What skills will American engineers need in a very rapidly changing world? How many engineers are needed and where will they be located? More specifically, what are our responsibilities in providing an education that shapes careers that may last more than 40 years after our students leave the commencement stage?
These questions drive curriculum changes. Workforce issues, globalization and new technologies indicate a need for more interdisciplinary skill sets. Today, effective system-level designs require us to communicate across disciplines. And a commitment to basic research is absolutely essential if America is to keep its leadership position in engineering innovation.
At the Vanderbilt University School of Engineering, research competitiveness and engineering education are not mutually exclusive. Students take fundamental courses, and they take classes that are design-centered and application-oriented. They work alone. They work in teams. They work in labs with some extraordinary faculty who are doing cutting-edge research funded by the National Science Foundation, Department of Defense, Department of Energy, National Institute of Health and others, often with collaborators at notable universities here and abroad.
From my perspective as dean of a highly competitive, research-intensive engineering school, we spend much energy and resources solidifying our research reputation. But we also dedicate a great deal of energy and resources to innovative education initiatives. We now have extensive study abroad programs, unique first-year experiences, service-learning courses, an integrated senior design course, summer undergraduate research programs and more.
We deliver an excellent engineering education to some of the best and brightest students in the country.
Can We Do More?
This is a serious question with many implications. We have an obligation to examine if and when it is appropriate to do more, but not merely for the sake of implementing something new. If we ask, “Is it responsible? Intentional? Sustainable?” then it becomes implementation with a purpose.
We must engage in continuous examination of the effectiveness of existing opportunities and support an ongoing search for better ways of delivering a rich and rigorous engineering education.
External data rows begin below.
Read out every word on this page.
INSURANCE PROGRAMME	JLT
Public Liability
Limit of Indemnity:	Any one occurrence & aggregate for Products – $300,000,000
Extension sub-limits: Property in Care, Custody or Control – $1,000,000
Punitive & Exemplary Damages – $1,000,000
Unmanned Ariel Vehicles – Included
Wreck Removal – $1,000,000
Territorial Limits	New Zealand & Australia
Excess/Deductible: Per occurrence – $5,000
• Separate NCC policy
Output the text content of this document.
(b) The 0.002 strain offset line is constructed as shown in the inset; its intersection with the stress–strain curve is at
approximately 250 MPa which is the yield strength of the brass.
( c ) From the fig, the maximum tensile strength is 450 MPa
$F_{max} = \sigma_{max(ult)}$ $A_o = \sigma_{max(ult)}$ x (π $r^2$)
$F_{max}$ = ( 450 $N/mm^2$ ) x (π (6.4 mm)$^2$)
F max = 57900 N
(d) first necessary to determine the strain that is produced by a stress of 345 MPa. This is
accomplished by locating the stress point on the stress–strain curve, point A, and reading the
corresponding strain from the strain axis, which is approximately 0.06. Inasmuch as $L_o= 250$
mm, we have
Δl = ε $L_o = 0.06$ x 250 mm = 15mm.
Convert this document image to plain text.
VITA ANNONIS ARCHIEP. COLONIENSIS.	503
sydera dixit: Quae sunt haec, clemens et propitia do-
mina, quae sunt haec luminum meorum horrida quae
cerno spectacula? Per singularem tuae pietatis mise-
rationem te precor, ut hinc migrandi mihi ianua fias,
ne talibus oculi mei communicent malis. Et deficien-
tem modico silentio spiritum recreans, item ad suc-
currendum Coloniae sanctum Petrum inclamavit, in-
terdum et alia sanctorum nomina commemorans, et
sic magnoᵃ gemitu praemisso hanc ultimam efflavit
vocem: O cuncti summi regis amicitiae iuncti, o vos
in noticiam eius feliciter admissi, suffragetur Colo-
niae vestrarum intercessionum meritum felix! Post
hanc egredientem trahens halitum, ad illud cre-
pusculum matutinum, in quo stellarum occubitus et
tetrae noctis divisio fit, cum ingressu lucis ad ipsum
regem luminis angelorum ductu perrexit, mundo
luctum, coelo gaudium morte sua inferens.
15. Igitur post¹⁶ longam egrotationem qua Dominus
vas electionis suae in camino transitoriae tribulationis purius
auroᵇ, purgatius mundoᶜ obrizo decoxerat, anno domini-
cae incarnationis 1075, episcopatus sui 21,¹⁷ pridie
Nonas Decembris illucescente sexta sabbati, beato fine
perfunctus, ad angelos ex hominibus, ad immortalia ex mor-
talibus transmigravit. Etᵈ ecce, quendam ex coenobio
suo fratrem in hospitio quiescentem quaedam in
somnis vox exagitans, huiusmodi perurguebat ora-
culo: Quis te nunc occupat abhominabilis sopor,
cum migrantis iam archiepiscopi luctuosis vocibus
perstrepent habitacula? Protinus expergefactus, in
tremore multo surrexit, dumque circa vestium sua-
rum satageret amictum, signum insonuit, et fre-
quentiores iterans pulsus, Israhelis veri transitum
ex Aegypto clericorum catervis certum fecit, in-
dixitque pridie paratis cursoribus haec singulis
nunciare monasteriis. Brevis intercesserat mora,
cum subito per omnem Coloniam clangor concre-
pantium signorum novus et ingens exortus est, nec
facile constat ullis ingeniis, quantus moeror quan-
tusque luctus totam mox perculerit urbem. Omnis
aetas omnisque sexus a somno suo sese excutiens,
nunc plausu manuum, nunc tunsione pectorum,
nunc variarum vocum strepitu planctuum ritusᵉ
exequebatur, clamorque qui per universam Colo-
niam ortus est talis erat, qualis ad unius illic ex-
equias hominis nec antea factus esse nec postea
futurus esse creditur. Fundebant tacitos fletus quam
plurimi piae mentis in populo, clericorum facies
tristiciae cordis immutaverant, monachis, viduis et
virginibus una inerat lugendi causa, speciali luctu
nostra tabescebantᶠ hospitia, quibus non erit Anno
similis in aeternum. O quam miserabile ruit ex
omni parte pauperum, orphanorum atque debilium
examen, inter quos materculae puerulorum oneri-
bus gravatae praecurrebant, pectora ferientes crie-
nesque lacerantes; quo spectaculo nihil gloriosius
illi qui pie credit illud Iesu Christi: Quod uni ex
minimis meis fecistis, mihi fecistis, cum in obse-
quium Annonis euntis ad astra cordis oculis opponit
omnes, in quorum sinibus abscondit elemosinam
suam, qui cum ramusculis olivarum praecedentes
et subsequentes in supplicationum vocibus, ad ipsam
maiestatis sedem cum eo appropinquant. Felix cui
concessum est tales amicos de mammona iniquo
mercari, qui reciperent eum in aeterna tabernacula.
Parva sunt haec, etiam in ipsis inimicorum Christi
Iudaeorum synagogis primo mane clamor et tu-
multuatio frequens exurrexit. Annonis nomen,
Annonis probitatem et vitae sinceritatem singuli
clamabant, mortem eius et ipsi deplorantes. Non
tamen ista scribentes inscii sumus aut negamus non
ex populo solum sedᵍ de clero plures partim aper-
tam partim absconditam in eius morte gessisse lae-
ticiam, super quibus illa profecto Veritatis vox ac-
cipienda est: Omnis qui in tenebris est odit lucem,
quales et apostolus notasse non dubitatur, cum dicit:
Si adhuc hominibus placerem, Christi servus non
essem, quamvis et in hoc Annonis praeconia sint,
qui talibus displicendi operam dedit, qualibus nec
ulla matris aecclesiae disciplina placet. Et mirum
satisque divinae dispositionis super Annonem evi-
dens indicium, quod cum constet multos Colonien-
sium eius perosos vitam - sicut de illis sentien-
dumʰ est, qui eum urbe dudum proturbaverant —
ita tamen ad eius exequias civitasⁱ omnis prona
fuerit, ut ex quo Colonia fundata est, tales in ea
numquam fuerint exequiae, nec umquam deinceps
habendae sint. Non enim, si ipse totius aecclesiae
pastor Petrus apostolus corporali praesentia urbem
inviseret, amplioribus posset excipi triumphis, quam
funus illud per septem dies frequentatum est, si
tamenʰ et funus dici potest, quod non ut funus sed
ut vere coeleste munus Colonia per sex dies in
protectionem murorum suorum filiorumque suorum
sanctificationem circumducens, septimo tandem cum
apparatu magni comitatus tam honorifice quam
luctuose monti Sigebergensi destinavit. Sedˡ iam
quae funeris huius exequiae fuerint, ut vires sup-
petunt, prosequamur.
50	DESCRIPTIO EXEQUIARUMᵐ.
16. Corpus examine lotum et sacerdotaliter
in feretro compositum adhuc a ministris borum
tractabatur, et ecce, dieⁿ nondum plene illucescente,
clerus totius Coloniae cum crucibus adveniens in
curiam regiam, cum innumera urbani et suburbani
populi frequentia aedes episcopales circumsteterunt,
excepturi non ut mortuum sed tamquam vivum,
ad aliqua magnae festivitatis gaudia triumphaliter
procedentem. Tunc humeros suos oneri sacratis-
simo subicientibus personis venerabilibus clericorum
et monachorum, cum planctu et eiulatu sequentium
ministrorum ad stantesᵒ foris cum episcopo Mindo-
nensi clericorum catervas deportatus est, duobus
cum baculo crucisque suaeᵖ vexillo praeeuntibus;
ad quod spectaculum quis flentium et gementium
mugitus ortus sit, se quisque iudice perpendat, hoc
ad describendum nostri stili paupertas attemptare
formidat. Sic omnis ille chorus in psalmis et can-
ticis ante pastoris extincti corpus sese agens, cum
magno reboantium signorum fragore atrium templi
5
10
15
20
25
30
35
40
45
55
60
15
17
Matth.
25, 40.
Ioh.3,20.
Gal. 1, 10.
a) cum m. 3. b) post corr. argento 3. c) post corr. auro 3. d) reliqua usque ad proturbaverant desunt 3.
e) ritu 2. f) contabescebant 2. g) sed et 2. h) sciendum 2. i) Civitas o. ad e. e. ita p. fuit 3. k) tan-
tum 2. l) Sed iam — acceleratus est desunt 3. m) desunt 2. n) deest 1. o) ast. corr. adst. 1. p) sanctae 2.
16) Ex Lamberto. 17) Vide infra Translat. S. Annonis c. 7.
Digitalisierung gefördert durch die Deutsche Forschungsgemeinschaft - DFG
In this endeavor, we partner with fellow institutions, corporate leaders, government, other Vanderbilt schools and initiatives, and of course, our alumni. These are exciting and pivotal times for engineers, educators and the Vanderbilt University School of Engineering. In this premiere issue of Vanderbilt Engineering, the successor to both our engineering newsletter Engineering Vanderbilt and annual Research Report, we share some of the excitement of our research and educational initiatives. We will continue to explore the stories, efforts and opportunities of the school and its people in future issues of Vanderbilt Engineering, and look forward to your participation and feedback.